We offer assignment-based, tailored instructional services to help students achieve your goals. And we can provide active support right up until the due date. What can we do to support the objectives you have embedded in your research assignments?
Students' Experience with Technology
Students are great consumers of technology: Smart Phones, Instant Messaging, DVD's, and the Web. Their ability to be critical users of information, however, is less developed. These students are not unlike the sixteen-year-old who has learned the mechanics of driving a car, but is only beginning to develop good judgment behind the wheel. This judgment only comes with experience. Students' comfort with technology is often greater than their ability to select reliable and useful information, incorporate that information into their knowledge base, and effectively use it to accomplish a specific purpose.
Progressive Performance Levels
The abilities to effectively find, evaluate, and utilize information define a set of skills called "information literacy." Students' information literacy skills develop throughout their time at Marquette in an incremental manner. The steps toward mastery can be viewed as progressive performance levels: beginning, intermediate, and advanced levels. Students' ability to conduct research as freshmen is different from the ability of a senior, which is different again from that of a graduate student.

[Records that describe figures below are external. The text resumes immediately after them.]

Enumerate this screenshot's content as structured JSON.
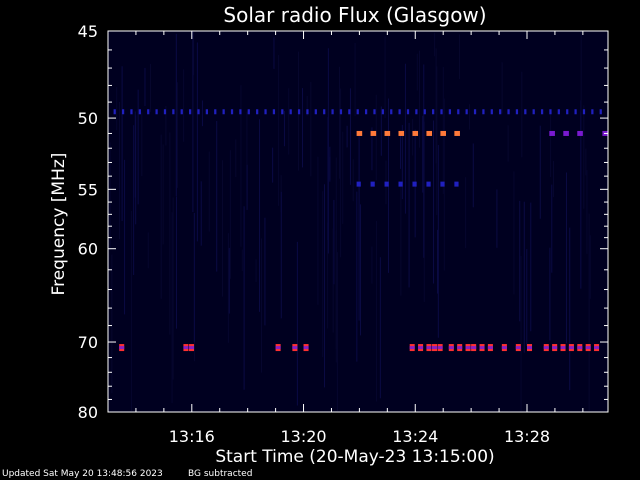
{
  "chart_data": {
    "type": "heatmap",
    "title": "Solar radio Flux (Glasgow)",
    "xlabel": "Start Time (20-May-23 13:15:00)",
    "ylabel": "Frequency [MHz]",
    "x_range_minutes": [
      13.0,
      30.9
    ],
    "y_range_mhz": [
      45,
      80
    ],
    "x_ticks": [
      {
        "label": "13:16",
        "value": 16
      },
      {
        "label": "13:20",
        "value": 20
      },
      {
        "label": "13:24",
        "value": 24
      },
      {
        "label": "13:28",
        "value": 28
      }
    ],
    "y_ticks": [
      {
        "label": "45",
        "value": 45
      },
      {
        "label": "50",
        "value": 50
      },
      {
        "label": "55",
        "value": 55
      },
      {
        "label": "60",
        "value": 60
      },
      {
        "label": "70",
        "value": 70
      },
      {
        "label": "80",
        "value": 80
      }
    ],
    "background_color": "#000020",
    "features": [
      {
        "kind": "dashes",
        "freq": 51,
        "color": "#ff7a3a",
        "starts": [
          21.9,
          22.4,
          22.9,
          23.4,
          23.9,
          24.4,
          24.9,
          25.4
        ],
        "width": 0.2
      },
      {
        "kind": "dashes",
        "freq": 51,
        "color": "#7a1ad0",
        "starts": [
          28.8,
          29.3,
          29.8,
          30.7
        ],
        "width": 0.2
      },
      {
        "kind": "dashes",
        "freq": 49.6,
        "color": "#2020c0",
        "starts": [
          13.2,
          13.5,
          13.8,
          14.1,
          14.4,
          14.7,
          15.0,
          15.3,
          15.6,
          15.9,
          16.2,
          16.5,
          16.8,
          17.1,
          17.4,
          17.7,
          18.0,
          18.3,
          18.6,
          18.9,
          19.2,
          19.5,
          19.8,
          20.1,
          20.4,
          20.7,
          21.0,
          21.3,
          21.6,
          21.9,
          22.2,
          22.5,
          22.8,
          23.1,
          23.4,
          23.7,
          24.0,
          24.3,
          24.6,
          24.9,
          25.2,
          25.5,
          25.8,
          26.1,
          26.4,
          26.7,
          27.0,
          27.3,
          27.6,
          27.9,
          28.2,
          28.5,
          28.8,
          29.1,
          29.4,
          29.7,
          30.0,
          30.3,
          30.6
        ],
        "width": 0.08
      },
      {
        "kind": "dashes",
        "freq": 54.6,
        "color": "#2020c0",
        "starts": [
          21.9,
          22.4,
          22.9,
          23.4,
          23.9,
          24.4,
          24.9,
          25.4
        ],
        "width": 0.15
      },
      {
        "kind": "dashes",
        "freq": 70.7,
        "color": "#8a20c0",
        "starts": [
          13.4,
          15.7,
          15.9,
          19.0,
          19.6,
          20.0,
          23.8,
          24.1,
          24.4,
          24.6,
          24.8,
          25.2,
          25.5,
          25.8,
          26.0,
          26.3,
          26.6,
          27.1,
          27.6,
          28.0,
          28.6,
          28.9,
          29.2,
          29.5,
          29.8,
          30.1,
          30.4
        ],
        "width": 0.18,
        "edge_color": "#ff3030"
      }
    ]
  },
  "footer": {
    "updated": "Updated Sat May 20 13:48:56 2023",
    "note": "BG subtracted"
  }
}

In order for students' skills to advance to higher levels, it is important to provide guidance and support over the course of their time at Marquette. Showing them the ropes one time as freshmen does not normally provide the level of support needed for the developmental process to occur. It is helpful when students receive subsequent instruction, at appropriate points along the path, on how to handle more complex research tasks than those which have previously been required of them. This subsequent instruction has been referred to as "scaffolding," where faculty and librarians provide continuously higher levels of support as the students move up to more difficult critical thinking tasks. When students are required to engage in a new and more complex research activity, a new layer of support is placed on top of the previous layers, in a "construction site" scaffolding manner. This process is not unlike the support provided to children as they acquire language skills. Adults explain the more complex language rules over time--a period of years, as children become more advanced and utilize progressively complex rules at subsequent stages in their development.
As students move to higher levels of ability, they develop a confidence in their ability to conduct general research. At this point, a second challenge is to help students successfully navigate through information in different fields, understanding the unique contexts and processes used to create and disseminate information in each field. This learning process occurs through normal classroom activities in a particular field of study, as well as through active research assignments with which librarians can assist.
The Anatomy of Information Literacy: Five Skills
Information literacy consists of five skills, as defined by the Association of College & Research Libraries (ACRL), a division of the American Library Association. The skills are intended to apply to any information seeking situation, whether it's deciding where to get a bank loan or completing a course assignment. Sample components for each of the five skills are found below. The complete list of skills can be found on the ACRL web site at "Framework for Information Literacy."
How well do your students perform the following skills?
Ability to determine the nature and extent of the information needed.
- Define and articulate the need for information.
- Identify a variety of types and formats of potential sources of information.
- Consider the cost and benefit of acquiring the needed information.